Uber Eats Courrier

The CEOs of UK supermarkets have been warned of their “exposure to modern slavery risk” through partnerships with Deliveroo and Uber Eats, in the wake of a major study into courier services in France.

The study – based on interviews with 1,004 Uber Eats and Deliveroo couriers in Paris and Bordeaux – found wage withholding, confiscation of identity documents, threats of being reported to authorities, and blackmail to be rife among riders for the platforms. 

It removed “any remaining ambiguity about what is being procured”, said Ben Knowles CEO of e-cargo bike logistics company Pedal Me in his letters to supermarket bosses.

The research – by the French government-funded Institut de Recherche pour le Développement (IRD) – found 64.4% of riders on the platforms had no right to remain in France, with 73.5% ‘renting’ their delivery account from a third party.

Of those renting accounts, nearly three in 10 reported wage withholding, confiscation of ID, threats of being reported to authorities, or blackmail from the account owner.

Each is considered an indicator of forced labour by the International Labour Office, as well as being “within the scope” of the UK Modern Slavery Act 2015, Knowles warned.

“The evidence is now peer-reviewed. ‘We didn’t know’ is no longer a defence,” Knowles told The Grocer.

“These aren’t fringe operators. [The supermarkets] all have modern slavery statements. They all say they take this seriously. The question is whether that means anything when the evidence lands on their desk. We’re about to find out.” 

Late last week, a coalition of French delivery workers’ advocacy groups filed a criminal complaint against Deliveroo and Uber Eats, accusing them of “human trafficking”. The complaint says the platforms “make significant profits by exploiting the vulnerability of these workers”.

“We firmly reject these allegations, which have no legal basis and fundamentally misrepresent our business model and core values,” an Uber spokesperson said of the complaint. “In France, our structured dialogue with elected courier representatives has already delivered tangible improvements to earnings and working conditions. We remain steadfast in our commitment to evolving and strengthening the courier experience on Uber.”

A spokesperson for Deliveroo said: “We firmly reject these allegations.
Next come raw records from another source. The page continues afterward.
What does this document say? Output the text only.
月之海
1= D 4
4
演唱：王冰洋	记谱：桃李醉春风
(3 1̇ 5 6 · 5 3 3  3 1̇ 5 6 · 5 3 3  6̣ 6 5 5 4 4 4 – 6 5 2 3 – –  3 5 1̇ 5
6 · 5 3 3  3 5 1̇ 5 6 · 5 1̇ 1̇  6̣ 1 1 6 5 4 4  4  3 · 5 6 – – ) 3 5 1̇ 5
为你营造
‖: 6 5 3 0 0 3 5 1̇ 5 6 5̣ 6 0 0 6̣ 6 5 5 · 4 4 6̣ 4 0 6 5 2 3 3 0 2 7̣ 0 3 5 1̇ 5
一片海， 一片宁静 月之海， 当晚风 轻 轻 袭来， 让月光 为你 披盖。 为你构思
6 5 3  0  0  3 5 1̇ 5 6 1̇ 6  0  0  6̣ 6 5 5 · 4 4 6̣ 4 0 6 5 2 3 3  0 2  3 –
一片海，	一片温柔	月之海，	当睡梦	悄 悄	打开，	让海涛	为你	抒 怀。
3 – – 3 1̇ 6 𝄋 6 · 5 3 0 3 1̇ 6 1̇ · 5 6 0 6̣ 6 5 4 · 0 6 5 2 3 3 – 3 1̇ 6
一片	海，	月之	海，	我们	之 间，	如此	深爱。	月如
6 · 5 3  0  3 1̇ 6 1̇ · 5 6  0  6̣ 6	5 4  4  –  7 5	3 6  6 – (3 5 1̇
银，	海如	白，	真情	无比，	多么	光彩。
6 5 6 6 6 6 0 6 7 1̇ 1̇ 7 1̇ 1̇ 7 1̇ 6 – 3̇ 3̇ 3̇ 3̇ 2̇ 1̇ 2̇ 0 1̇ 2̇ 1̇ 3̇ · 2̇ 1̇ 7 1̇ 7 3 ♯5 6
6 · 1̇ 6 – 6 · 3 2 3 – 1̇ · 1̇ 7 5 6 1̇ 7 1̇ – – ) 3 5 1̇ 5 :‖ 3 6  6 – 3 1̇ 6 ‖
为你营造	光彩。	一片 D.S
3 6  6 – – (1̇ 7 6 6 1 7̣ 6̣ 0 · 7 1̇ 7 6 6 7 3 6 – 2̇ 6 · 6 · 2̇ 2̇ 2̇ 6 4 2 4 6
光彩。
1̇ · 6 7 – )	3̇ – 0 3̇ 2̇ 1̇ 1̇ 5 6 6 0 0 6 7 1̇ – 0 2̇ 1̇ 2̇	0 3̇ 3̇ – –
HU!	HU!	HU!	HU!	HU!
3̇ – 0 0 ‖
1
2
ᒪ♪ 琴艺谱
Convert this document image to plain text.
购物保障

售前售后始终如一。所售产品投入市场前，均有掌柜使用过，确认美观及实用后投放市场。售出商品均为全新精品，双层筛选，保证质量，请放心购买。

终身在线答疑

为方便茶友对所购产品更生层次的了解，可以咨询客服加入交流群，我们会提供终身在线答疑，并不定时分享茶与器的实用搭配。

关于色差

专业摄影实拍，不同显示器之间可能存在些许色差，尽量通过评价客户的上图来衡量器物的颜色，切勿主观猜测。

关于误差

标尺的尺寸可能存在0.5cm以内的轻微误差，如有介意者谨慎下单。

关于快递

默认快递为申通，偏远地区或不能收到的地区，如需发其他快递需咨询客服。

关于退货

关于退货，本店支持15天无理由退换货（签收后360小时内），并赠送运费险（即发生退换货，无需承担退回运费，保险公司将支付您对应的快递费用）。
The quality of rider working conditions, safety and pay have always been and remain a priority for us, and we remain committed to constructive dialogue with rider representatives and continuing to build on the quality of self-employed work.”

In his letter to CEOs, Knowles says “Deliveroo’s UK operation is not a different company to its French one. Uber Eats’s UK operation is not a different company to its French one” and argues “it is almost certain that the same pattern of abuse…is running at commercial scale inside the UK Deliveroo and Uber Eats workforces that fulfil your orders”.

Deliveroo 1

Knowles pre-empts the supermarkets’ possible defence that its “contracting relationship is with the platform, not its workforce” by pointing out that “supplier self-assurances do not satisfy a buyer’s own due diligence obligation once that buyer has credible contrary evidence”.

Last year, Deliveroo, Uber Eats and Just Eat committed to strengthening verification checks on delivery riders to clamp down on illegal working, after the government demanded action to prevent immigration offending on their platforms.

While the delivery companies made initial checks on those who want to work for them, verifying their age and right to work, they had not until 2024 extended this to individuals that could be subcontracted to a rider’s account.

The firms agreed to increase the use of facial verification checks and fraud detection technology to ensure only registered account holders can work off their platforms. Deliveroo and Uber Eats increased the quantity and sophistication of verification checks, with Just Eat upping the same checks from monthly to daily.

However, non-profit Worker Info Exchange has argued that that despite the extended checks, “gig employers continue to exploit migrant workers”. “The elephant in the room is why platforms would even want to allow substitutes when people with the right to work could just sign up directly,” it said.

Pedal Me has launched a crowd-sourced research survey for recipients of aggregator app orders to report whether their order was delivered by the courier and vehicle the app said it would be.

Knowles said his company – which delivers for Pasta Evangelists, DabbaDrop, Patty & Bun, Pizza Pilgrims, Pure and The Salad Project, among others – declined an approach from Uber to partner on modern slavery grounds. “That decision cost us revenue we badly needed,” he said. “We took it anyway.” 

“We’re not a campaign group. We’re a logistics operator competing directly with these platforms. We see what’s happening on the ground every day and hear confirmation from across the sector,” Knowles said. “For moral as well as fair competition reasons, it just isn’t possible for us to stay quiet on the widespread tolerance of forced labour working conditions.

“They say they have robust checks in place. They’ve been saying that since 2019. Our own data shows more than half of deliveries in London are at times completed by someone other than the registered account holder. Those two things can’t both be true.”